“Know this, that every soul
is free
To choose his life and what
he’ll be;
For this eternal truth is
given,
That God will force no man
to heaven.
“He’ll call, persuade,
direct aright,
Bless him with wisdom, love,
and light;
In nameless ways be good and
kind,
But never force the human
mind.”
“Mormonism” contends that no man or nation possesses the right to forcibly deprive even the heathen of his right to worship his deity. Though idolatry has been marked from the earliest ages with the seal of divine disfavor, it may represent in the unenlightened soul the sincerest reverence of which the person is capable. He should be taught better, but not compelled to render worship which to him is false because in violation of his conscience.
In further defense of the Latter-day Saints against the charge of inconsistency for this their tolerance toward others whom they verily believe to be wrong, let me again urge the cardinal principle that every man is accountable for his acts, and shall be judged in the light of the law as made known to him.
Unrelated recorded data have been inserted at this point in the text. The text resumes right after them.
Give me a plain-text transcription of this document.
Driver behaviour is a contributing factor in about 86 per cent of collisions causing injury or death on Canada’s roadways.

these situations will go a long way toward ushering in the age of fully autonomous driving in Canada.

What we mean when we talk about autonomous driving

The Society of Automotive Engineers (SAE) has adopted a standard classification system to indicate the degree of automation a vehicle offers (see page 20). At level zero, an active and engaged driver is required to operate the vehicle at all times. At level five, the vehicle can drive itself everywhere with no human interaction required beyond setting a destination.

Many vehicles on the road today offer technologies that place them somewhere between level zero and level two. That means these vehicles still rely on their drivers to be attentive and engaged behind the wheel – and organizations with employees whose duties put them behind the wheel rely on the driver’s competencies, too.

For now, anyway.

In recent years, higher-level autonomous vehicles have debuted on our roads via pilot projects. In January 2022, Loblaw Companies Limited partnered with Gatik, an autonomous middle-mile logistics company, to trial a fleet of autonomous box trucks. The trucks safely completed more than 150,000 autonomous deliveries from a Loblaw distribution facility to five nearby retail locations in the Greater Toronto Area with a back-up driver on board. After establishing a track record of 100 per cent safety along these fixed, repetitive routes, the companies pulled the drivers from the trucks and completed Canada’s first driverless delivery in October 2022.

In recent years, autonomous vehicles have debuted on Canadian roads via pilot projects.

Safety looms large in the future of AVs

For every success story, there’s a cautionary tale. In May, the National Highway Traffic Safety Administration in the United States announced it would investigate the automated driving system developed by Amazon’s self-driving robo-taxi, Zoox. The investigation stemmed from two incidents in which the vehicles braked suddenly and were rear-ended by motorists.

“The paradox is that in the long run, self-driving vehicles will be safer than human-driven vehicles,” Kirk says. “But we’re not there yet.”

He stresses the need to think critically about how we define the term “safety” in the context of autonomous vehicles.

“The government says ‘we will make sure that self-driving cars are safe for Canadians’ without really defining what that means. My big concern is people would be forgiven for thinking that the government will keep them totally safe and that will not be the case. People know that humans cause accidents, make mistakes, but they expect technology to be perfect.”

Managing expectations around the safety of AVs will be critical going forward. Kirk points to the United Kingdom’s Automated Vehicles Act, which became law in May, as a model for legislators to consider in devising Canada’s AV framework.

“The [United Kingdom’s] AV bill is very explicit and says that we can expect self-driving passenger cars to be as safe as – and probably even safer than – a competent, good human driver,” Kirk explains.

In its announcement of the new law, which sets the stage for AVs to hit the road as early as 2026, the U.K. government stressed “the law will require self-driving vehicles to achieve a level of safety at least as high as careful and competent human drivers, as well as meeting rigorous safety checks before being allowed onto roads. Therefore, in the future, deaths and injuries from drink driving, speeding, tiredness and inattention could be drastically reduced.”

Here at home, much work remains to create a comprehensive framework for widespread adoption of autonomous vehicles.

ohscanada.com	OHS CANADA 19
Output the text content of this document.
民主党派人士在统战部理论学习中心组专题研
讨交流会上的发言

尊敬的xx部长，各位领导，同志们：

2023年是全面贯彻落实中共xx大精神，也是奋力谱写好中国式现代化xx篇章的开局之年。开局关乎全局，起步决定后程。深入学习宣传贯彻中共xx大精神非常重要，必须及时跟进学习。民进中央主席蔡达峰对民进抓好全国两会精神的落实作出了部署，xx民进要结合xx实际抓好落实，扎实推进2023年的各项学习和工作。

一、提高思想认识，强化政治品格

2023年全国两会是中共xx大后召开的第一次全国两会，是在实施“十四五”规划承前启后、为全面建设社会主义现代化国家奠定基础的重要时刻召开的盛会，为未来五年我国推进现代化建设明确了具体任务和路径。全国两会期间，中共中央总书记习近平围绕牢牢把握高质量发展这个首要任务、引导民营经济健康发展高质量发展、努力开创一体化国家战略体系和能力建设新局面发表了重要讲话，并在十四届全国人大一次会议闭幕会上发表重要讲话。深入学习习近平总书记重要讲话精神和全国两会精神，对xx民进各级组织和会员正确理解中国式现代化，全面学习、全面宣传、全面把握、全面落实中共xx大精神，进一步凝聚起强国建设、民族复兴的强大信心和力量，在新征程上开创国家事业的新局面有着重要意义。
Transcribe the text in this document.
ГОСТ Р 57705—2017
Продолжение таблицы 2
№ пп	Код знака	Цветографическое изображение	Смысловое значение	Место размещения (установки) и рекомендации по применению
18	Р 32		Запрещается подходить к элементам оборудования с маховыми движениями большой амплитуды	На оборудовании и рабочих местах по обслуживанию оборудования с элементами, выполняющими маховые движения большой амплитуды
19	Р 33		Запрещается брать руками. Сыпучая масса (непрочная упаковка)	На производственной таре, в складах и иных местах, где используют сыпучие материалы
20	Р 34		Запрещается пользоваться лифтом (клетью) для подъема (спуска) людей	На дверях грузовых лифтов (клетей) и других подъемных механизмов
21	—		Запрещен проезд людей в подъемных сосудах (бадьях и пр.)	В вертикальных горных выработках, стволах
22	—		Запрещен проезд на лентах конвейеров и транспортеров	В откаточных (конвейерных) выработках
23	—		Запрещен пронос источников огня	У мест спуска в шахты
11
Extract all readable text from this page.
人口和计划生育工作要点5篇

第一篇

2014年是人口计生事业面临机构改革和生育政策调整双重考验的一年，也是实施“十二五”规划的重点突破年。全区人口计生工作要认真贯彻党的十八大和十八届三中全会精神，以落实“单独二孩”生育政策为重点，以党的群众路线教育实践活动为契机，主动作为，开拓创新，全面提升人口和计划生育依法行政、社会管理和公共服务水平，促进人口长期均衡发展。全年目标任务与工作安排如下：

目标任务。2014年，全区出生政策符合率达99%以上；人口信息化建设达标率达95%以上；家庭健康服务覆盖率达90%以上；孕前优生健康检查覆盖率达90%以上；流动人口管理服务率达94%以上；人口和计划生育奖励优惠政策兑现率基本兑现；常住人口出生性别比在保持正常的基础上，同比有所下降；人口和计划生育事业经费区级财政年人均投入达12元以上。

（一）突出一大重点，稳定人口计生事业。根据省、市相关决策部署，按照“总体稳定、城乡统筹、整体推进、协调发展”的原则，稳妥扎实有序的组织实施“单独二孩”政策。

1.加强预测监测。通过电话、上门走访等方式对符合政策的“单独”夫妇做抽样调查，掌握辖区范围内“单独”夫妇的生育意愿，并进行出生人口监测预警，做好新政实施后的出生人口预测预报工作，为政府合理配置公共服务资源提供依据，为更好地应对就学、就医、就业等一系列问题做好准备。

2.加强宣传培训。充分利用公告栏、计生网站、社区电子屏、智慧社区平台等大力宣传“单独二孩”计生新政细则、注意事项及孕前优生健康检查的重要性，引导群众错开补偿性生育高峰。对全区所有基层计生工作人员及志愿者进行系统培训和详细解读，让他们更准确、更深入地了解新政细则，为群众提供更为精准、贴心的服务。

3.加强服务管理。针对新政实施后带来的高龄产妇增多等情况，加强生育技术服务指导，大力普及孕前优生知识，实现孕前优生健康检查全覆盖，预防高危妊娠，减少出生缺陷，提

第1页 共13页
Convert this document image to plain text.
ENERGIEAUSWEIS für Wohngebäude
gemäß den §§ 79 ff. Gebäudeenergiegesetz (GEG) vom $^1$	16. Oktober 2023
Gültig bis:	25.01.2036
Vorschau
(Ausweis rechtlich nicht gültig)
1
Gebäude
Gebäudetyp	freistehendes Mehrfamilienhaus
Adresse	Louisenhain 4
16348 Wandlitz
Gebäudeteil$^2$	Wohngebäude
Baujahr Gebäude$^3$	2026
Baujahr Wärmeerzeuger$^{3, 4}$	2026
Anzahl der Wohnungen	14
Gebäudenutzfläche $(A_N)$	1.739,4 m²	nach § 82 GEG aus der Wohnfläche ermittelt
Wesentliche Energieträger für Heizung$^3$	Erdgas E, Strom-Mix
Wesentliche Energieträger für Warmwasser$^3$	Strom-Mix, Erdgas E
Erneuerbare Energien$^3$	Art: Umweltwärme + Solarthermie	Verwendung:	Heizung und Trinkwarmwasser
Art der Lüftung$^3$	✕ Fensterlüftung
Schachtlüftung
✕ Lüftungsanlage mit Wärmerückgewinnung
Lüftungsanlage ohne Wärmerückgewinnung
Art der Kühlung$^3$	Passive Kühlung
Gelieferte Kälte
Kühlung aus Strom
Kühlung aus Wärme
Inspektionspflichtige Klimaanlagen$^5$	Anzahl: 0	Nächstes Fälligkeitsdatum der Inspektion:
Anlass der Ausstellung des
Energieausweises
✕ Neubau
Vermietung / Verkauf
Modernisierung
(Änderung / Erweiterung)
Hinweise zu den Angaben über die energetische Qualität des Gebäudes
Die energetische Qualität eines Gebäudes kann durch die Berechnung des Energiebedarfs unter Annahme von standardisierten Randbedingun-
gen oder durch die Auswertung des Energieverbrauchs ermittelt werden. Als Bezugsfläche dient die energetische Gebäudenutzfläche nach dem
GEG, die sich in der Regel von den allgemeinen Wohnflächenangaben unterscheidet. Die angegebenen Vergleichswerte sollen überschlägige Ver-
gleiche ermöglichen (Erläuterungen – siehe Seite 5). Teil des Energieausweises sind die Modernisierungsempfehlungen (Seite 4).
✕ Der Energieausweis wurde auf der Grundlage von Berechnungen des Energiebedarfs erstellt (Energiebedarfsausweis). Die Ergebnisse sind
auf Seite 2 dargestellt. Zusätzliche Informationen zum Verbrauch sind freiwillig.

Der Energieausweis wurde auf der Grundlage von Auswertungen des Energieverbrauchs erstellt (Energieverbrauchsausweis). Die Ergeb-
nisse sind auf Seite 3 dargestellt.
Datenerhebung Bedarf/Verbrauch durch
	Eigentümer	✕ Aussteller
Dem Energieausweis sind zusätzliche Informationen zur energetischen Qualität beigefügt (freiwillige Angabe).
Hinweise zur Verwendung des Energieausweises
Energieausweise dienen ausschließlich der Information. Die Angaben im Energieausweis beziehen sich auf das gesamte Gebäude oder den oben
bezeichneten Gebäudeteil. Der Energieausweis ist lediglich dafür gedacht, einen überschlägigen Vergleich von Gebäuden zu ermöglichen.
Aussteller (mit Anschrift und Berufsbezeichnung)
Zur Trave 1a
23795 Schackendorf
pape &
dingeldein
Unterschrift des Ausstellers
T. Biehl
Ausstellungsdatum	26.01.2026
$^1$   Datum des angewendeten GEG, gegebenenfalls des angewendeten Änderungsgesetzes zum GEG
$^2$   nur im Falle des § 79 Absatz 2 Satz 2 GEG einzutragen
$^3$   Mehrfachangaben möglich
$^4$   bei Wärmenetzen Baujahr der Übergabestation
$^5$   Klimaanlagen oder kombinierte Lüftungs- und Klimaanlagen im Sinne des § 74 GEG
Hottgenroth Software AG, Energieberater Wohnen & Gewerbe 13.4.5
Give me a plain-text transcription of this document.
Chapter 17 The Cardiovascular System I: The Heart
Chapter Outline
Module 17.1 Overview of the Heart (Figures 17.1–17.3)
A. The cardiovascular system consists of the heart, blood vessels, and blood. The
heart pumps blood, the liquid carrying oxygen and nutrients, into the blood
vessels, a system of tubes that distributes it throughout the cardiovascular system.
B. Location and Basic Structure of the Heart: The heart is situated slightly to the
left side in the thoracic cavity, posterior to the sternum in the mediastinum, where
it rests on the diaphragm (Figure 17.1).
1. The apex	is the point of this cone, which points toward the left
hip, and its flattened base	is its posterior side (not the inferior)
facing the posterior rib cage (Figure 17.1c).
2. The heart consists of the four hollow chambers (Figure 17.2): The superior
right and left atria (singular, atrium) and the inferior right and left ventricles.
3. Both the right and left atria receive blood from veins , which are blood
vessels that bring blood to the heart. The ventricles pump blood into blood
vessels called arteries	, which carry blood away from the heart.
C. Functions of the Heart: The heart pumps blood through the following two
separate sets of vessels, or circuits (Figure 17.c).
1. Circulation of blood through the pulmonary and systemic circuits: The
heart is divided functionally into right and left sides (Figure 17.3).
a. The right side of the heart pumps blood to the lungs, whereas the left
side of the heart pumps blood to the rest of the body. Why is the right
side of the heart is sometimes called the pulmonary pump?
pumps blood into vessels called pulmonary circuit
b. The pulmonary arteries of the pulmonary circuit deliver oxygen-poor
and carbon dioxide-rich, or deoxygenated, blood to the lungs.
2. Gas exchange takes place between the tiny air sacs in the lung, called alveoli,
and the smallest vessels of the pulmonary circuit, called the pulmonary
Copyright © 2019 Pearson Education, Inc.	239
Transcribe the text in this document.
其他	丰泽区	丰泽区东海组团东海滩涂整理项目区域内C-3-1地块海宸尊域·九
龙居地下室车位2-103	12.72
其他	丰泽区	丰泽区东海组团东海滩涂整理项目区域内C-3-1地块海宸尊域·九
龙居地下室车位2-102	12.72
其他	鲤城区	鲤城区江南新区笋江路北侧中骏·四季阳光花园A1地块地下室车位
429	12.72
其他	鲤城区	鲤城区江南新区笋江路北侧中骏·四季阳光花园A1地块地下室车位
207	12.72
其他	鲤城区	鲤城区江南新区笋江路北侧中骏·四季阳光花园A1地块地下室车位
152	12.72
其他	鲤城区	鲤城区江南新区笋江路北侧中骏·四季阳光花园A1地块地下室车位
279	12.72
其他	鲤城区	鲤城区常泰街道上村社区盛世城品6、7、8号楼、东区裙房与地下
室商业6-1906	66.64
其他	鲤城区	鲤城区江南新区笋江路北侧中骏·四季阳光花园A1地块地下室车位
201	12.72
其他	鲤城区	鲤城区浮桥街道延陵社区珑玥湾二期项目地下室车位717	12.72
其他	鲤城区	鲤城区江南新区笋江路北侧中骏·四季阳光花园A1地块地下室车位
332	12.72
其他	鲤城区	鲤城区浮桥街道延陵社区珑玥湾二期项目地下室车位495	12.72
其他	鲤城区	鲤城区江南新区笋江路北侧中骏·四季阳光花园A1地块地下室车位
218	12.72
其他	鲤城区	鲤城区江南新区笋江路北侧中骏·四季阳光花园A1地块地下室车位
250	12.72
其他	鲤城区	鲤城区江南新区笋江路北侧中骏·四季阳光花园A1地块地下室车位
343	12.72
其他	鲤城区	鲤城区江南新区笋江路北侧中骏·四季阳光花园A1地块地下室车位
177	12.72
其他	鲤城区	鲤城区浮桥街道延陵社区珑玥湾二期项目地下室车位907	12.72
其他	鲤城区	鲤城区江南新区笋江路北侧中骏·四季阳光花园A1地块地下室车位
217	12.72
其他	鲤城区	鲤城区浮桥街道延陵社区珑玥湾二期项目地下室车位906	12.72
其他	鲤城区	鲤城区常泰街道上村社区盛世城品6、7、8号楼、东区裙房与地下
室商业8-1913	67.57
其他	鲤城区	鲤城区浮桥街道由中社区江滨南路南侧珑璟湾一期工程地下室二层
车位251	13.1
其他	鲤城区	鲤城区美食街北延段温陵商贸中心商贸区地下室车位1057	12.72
There is no claim of universal forgiveness; no unwarranted glorification of Mercy to the degrading or neglect of Justice; no thought that a single sin of omission or of commission shall fail to leave its wound or scar. In the great future there shall be found a place for every soul, whatever his grade of spiritual intelligence may be. “In my Father’s house are many mansions,” (John 14:2), declared the Savior to his apostles; and Paul adds, “There are also celestial bodies, and bodies terrestrial; but the glory of the celestial is one, and the glory of the terrestrial is another. There is one glory of the sun and another glory of the moon and another glory of the stars; for one star differeth from another star in glory. So also is the resurrection of the dead,” (I Cor. 15:40-42). The Latter-day Saints claim a revelation of the present dispensation as supplementing the scripture just quoted. From this later scripture (see D&C, Sec. 76), we learn that there are three well-defined degrees in the future state, with numerous, perhaps numberless, gradations.